ILRI Director General, Appolinaire Djikeng and KDB Acting Managing Director, Dr. Kimutai Maritim sign a Memorandum of Understanding (MoU) to improve milk safety and production/ILRI.
The Kenya Dairy Board (KDB) and the International Livestock Research Institute (ILRI) have signed a Memorandum of Understanding to drive innovation, strengthen value chains and ensure safer, more sustainable milk production from “farm to glass.”
ILRI director general Appolinaire Djikeng said the partnership will provide a framework for collaboration “from farm to glass,” bringing together ILRI’s cutting-edge research and KDB’s regulatory leadership to improve dairy production, processing and consumer awareness.
“It is expected to unlock new opportunities for smallholder farmers, processors, and consumers while addressing food safety and nutrition gaps,” he said.
Djikeng said the partnership is designed to bridge critical gaps across both the formal and informal dairy chains.
He noted that the collaboration would improve milk safety and quality standards, scale innovations that enhance productivity and support resilience among smallholder farmers.
“We are looking at innovations and technologies that ensure animal health, improve genetics for climate-resilient production systems, and address challenges such as heat stress and disease. Capacity building is also key, not just within our institutions but across the sector to empower farmers and other stakeholders to contribute more effectively,” Djikeng said, adding that the ultimate goal is to increase farmer incomes while ensuring environmental sustainability.
KDB acting managing director, Dr Kimutai Maritim, said the collaboration aligns with Kenya’s ambitious plan to double milk consumption by 2030.

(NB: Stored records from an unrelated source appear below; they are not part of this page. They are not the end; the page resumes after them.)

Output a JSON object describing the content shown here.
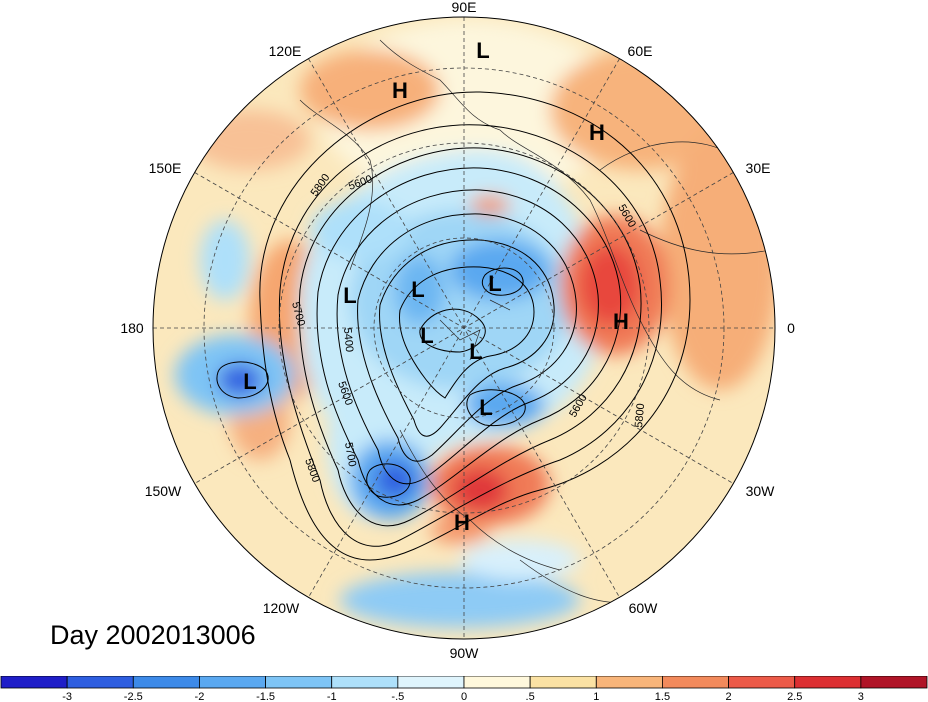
{
  "title": "Day 2002013006",
  "longitude_labels": [
    "90E",
    "60E",
    "30E",
    "0",
    "30W",
    "60W",
    "90W",
    "120W",
    "150W",
    "180",
    "150E",
    "120E"
  ],
  "pressure_centers": [
    "L",
    "H",
    "H",
    "L",
    "L",
    "L",
    "H",
    "L",
    "L",
    "L",
    "L",
    "H"
  ],
  "contour_labels": [
    "5800",
    "5600",
    "5600",
    "5700",
    "5400",
    "5600",
    "5700",
    "5800",
    "5800",
    "5600",
    "5800"
  ],
  "colorbar": {
    "ticks": [
      "-3",
      "-2.5",
      "-2",
      "-1.5",
      "-1",
      "-.5",
      "0",
      ".5",
      "1",
      "1.5",
      "2",
      "2.5",
      "3"
    ],
    "colors": [
      "#1f1ec8",
      "#2e5ee0",
      "#3d8ae8",
      "#5aa8f0",
      "#7ec4f5",
      "#aee0fa",
      "#dff4fc",
      "#fff8dc",
      "#fbe2a4",
      "#f8b57a",
      "#f28a5c",
      "#ec5a48",
      "#dc2f32",
      "#b01427"
    ]
  }
}
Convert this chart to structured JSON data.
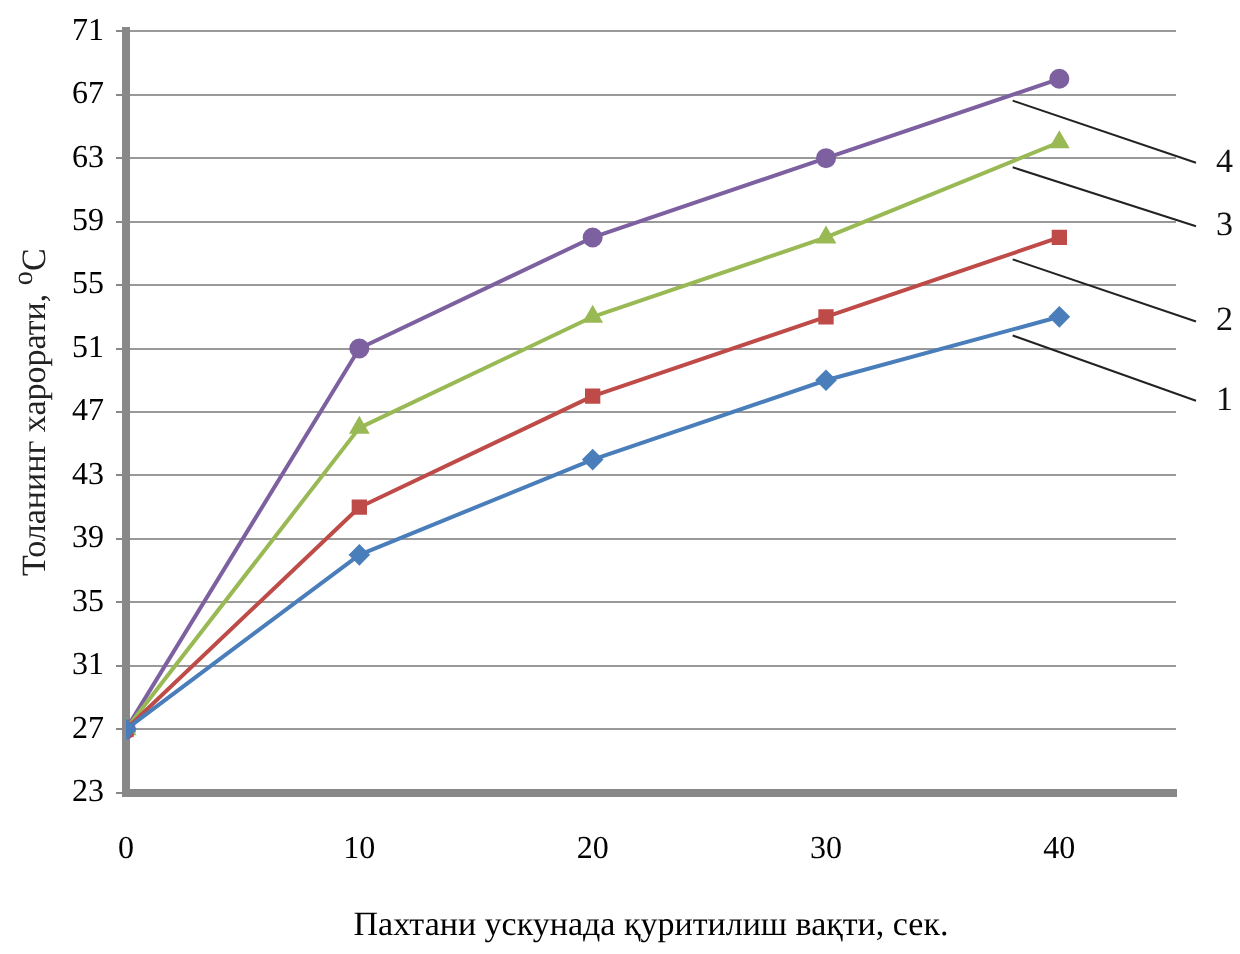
{
  "chart_data": {
    "type": "line",
    "xlabel": "Пахтани ускунада қуритилиш вақти, сек.",
    "ylabel": "Толанинг харорати, $^{o}$C",
    "x": [
      0,
      10,
      20,
      30,
      40
    ],
    "xlim": [
      0,
      45
    ],
    "xticks": [
      0,
      10,
      20,
      30,
      40
    ],
    "ylim": [
      23,
      71
    ],
    "yticks": [
      23,
      27,
      31,
      35,
      39,
      43,
      47,
      51,
      55,
      59,
      63,
      67,
      71
    ],
    "grid": "y",
    "legend": false,
    "series": [
      {
        "name": "1",
        "color": "#4a7ebb",
        "marker": "diamond",
        "values": [
          27,
          38,
          44,
          49,
          53
        ]
      },
      {
        "name": "2",
        "color": "#be4b48",
        "marker": "square",
        "values": [
          27,
          41,
          48,
          53,
          58
        ]
      },
      {
        "name": "3",
        "color": "#98b954",
        "marker": "triangle",
        "values": [
          27,
          46,
          53,
          58,
          64
        ]
      },
      {
        "name": "4",
        "color": "#7d60a0",
        "marker": "circle",
        "values": [
          27,
          51,
          58,
          63,
          68
        ]
      }
    ]
  }
}
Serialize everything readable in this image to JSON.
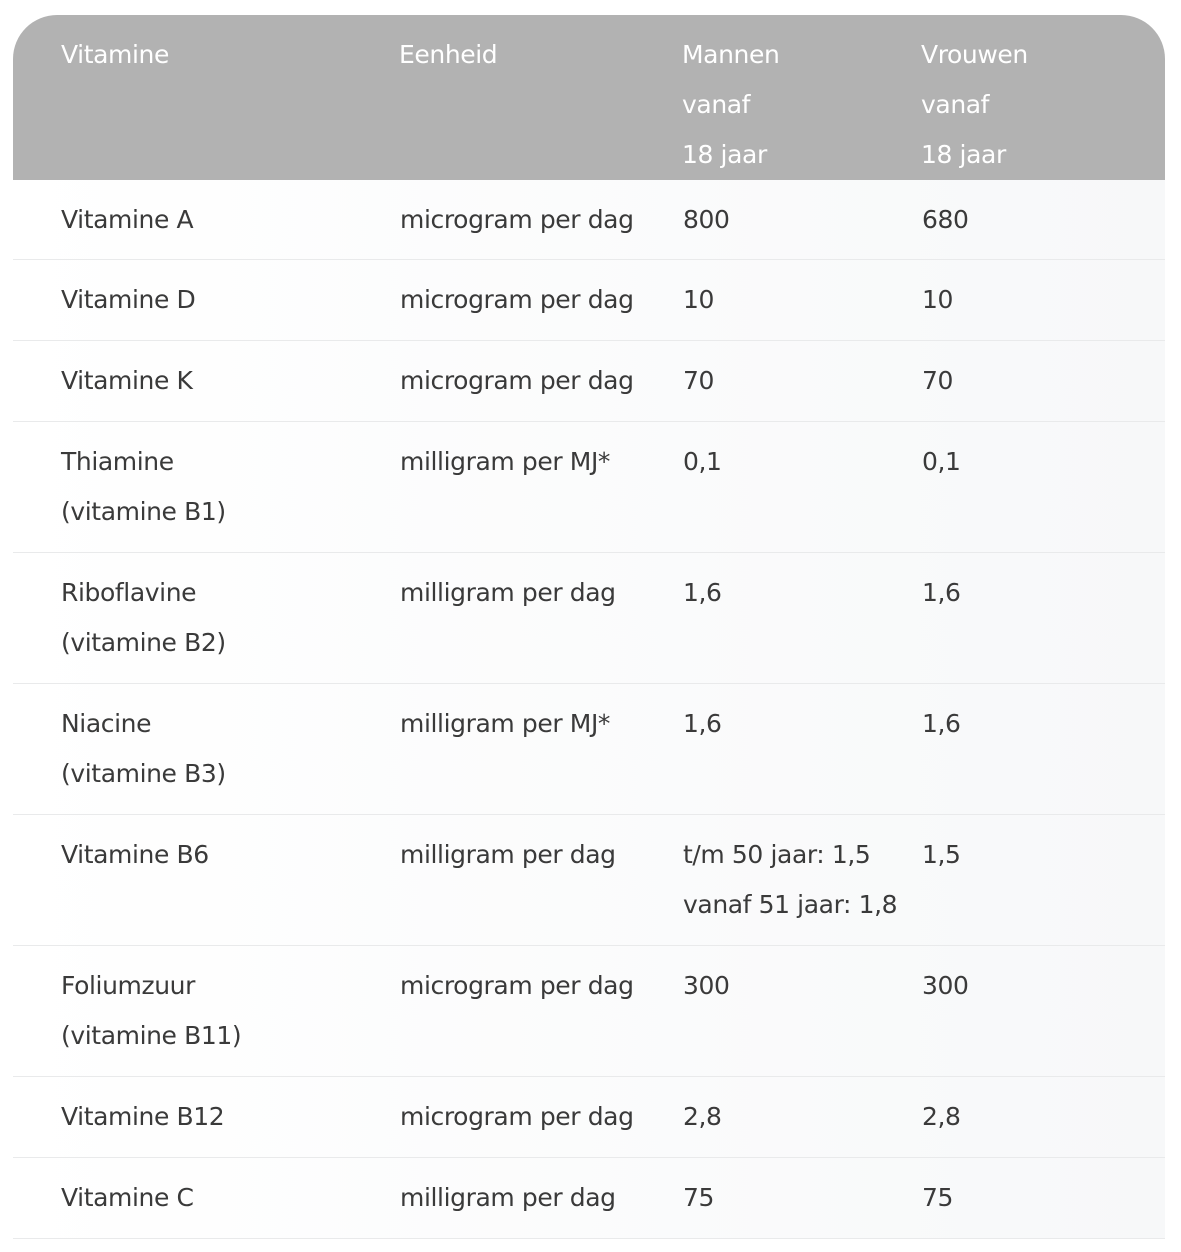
{
  "table": {
    "headers": [
      {
        "lines": [
          "Vitamine"
        ]
      },
      {
        "lines": [
          "Eenheid"
        ]
      },
      {
        "lines": [
          "Mannen",
          "vanaf",
          "18 jaar"
        ]
      },
      {
        "lines": [
          "Vrouwen",
          "vanaf",
          "18 jaar"
        ]
      }
    ],
    "rows": [
      {
        "vitamine": [
          "Vitamine A"
        ],
        "eenheid": "microgram per dag",
        "mannen": [
          "800"
        ],
        "vrouwen": "680"
      },
      {
        "vitamine": [
          "Vitamine D"
        ],
        "eenheid": "microgram per dag",
        "mannen": [
          "10"
        ],
        "vrouwen": "10"
      },
      {
        "vitamine": [
          "Vitamine K"
        ],
        "eenheid": "microgram per dag",
        "mannen": [
          "70"
        ],
        "vrouwen": "70"
      },
      {
        "vitamine": [
          "Thiamine",
          "(vitamine B1)"
        ],
        "eenheid": "milligram per MJ*",
        "mannen": [
          "0,1"
        ],
        "vrouwen": "0,1"
      },
      {
        "vitamine": [
          "Riboflavine",
          "(vitamine B2)"
        ],
        "eenheid": "milligram per dag",
        "mannen": [
          "1,6"
        ],
        "vrouwen": "1,6"
      },
      {
        "vitamine": [
          "Niacine",
          "(vitamine B3)"
        ],
        "eenheid": "milligram per MJ*",
        "mannen": [
          "1,6"
        ],
        "vrouwen": "1,6"
      },
      {
        "vitamine": [
          "Vitamine B6"
        ],
        "eenheid": "milligram per dag",
        "mannen": [
          "t/m 50 jaar: 1,5",
          "vanaf 51 jaar: 1,8"
        ],
        "vrouwen": "1,5"
      },
      {
        "vitamine": [
          "Foliumzuur",
          "(vitamine B11)"
        ],
        "eenheid": "microgram per dag",
        "mannen": [
          "300"
        ],
        "vrouwen": "300"
      },
      {
        "vitamine": [
          "Vitamine B12"
        ],
        "eenheid": "microgram per dag",
        "mannen": [
          "2,8"
        ],
        "vrouwen": "2,8"
      },
      {
        "vitamine": [
          "Vitamine C"
        ],
        "eenheid": "milligram per dag",
        "mannen": [
          "75"
        ],
        "vrouwen": "75"
      }
    ]
  },
  "colors": {
    "header_bg": "#b2b2b2",
    "header_text": "#ffffff",
    "body_text": "#3a3a3a",
    "row_divider": "#e9eaeb"
  }
}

“The MoreMilk 2 project is a great example of how ILRI and KDB can work together. It supports livelihoods and nutrition while helping us meet our mandate to regulate, promote and develop the dairy industry with innovation and integrity,” he said.
Maritim explained that MoreMilk 2, which is now being upscaled, builds on the success of an initial pilot project in Eldoret’s informal settlements. The new phase will be implemented in Nakuru, Uasin Gishu and Nyandarua counties, with the aim of transforming informal milk trade into formal systems.
“More than half of Kenya’s milk passes through informal markets. While this supports many livelihoods, it poses challenges for quality control and food safety. By gradually formalising the sector, we expect more milk to reach markets safely, improving value, safety and consumer confidence,” he said.
Kenya’s dairy sector, the largest in East Africa, produces 5.33 billion litres annually, contributing about 4.5 per cent to GDP and over 12 per cent to agricultural GDP.
With per capita milk consumption at 92 litres and demand projected to rise, production must expand to meet the National Dairy Master Plan target of 18 billion litres annually.
Data from KDB shows that currently, over 50 per cent of milk is distributed through informal systems, providing affordable access for many households while creating jobs for youth and women.
The formal sector, though smaller, is more structured, involving cooperatives, processors and retailers. The new partnership is expected to bridge this divide, ensuring safer, more nutritious milk for all Kenyans.
“This MoU builds on previous collaboration between KDB and ILRI, particularly in food safety, and reflects a shared commitment to transforming the dairy sector into a more sustainable, inclusive, and innovation-driven industry,” Maritim said.